I can’t quite make out the logo on the radiator.   Had it not been raining so hard, I might have zoomed in with another photo.

In a different part of the southern tier of NYS, this Chevy panel from the same era as the two Chevys above waited for repairs that might never happen.  If it got moved out of the rain and weeds and beaucoup $$ were spent, it might look like this.

Not old, but as a testimony to this time period, I needed to preserve this vehicle for posterity, this near the southern tip of a large island in the NYC archipelago.

Along the access road to a parkway and waiting at a light, these two trucks frame a delightful old Pontiac car,  likely from the early 1950, 1955 probably with a few frills like the roof racks.

While waiting for some work at a Toyota dealer in eastern Long Island, I happened upon this beauty, a 1980 Toyota Land Cruiser diesel pickup from the Australian desert.

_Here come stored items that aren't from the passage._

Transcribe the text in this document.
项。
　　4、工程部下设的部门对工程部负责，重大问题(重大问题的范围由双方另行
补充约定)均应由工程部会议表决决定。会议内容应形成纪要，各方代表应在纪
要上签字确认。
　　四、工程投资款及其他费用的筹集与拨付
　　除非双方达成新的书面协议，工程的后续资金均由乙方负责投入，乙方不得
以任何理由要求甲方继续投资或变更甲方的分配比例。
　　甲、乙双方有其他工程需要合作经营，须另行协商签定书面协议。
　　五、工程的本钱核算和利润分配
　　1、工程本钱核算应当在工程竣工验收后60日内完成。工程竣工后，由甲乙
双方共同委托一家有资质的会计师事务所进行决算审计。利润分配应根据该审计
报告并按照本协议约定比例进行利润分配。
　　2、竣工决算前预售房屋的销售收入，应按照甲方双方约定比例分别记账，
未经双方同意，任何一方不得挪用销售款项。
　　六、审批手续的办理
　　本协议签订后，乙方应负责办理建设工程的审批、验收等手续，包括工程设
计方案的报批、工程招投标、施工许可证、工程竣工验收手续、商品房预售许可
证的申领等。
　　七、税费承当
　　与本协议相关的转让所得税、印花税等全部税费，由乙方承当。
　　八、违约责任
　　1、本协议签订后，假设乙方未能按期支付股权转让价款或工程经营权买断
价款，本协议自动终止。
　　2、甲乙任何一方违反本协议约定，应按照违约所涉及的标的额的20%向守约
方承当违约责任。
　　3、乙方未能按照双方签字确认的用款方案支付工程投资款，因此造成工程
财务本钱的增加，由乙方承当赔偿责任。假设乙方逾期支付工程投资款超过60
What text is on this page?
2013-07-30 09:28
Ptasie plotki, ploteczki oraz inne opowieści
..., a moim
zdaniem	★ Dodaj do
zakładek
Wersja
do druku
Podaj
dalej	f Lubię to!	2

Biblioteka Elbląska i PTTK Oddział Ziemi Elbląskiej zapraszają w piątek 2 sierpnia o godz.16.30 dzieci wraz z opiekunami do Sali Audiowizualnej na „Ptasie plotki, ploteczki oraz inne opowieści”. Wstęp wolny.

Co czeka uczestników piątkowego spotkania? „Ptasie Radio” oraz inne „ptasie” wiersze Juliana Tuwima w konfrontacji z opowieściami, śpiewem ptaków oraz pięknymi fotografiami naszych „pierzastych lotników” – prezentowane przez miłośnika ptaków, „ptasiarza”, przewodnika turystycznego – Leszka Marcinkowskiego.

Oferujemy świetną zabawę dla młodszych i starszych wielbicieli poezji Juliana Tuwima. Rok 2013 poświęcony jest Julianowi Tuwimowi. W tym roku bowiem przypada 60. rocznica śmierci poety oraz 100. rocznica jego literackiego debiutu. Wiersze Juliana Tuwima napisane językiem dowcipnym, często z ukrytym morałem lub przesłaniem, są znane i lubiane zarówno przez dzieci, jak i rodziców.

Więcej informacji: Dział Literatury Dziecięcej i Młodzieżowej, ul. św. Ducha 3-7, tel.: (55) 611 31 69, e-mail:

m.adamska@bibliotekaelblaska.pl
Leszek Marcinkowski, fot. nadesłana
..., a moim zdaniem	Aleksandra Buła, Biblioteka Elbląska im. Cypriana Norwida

The restoration was so good it did not look out of place in the showroom.

And as promised, a few more from Lewis Cobb, Jr.  . . .

a 1940s (1946?) housed out of the rain in a garage that looks like it’s as much a survivor as the truck is.

Maybe I should do an apprenticeship in body work . . .

From the North Country of NYS, it’s a 1950s (split screen windshield) Willys pickup with an alternative power plant . . .

like I said . . . power plant.  Just add water . . .  maybe some manure?

Some photos of mine from July 2011 . . . from the southernmost corner of a state in the lower 48, a disintegrating old GMC, mid-1940s (maybe 1946) model. 

And since this is mostly a water (including water of oxidation) blog, the long-unseen-in-sixth-boro Grey Shark with a load of trucks and whatever else leaving the KVK for points south.  Anyone know if this Grey Shark still plies the oceans?

Thanks to Lucy, Lewis, and Fred for these photos; all others mine.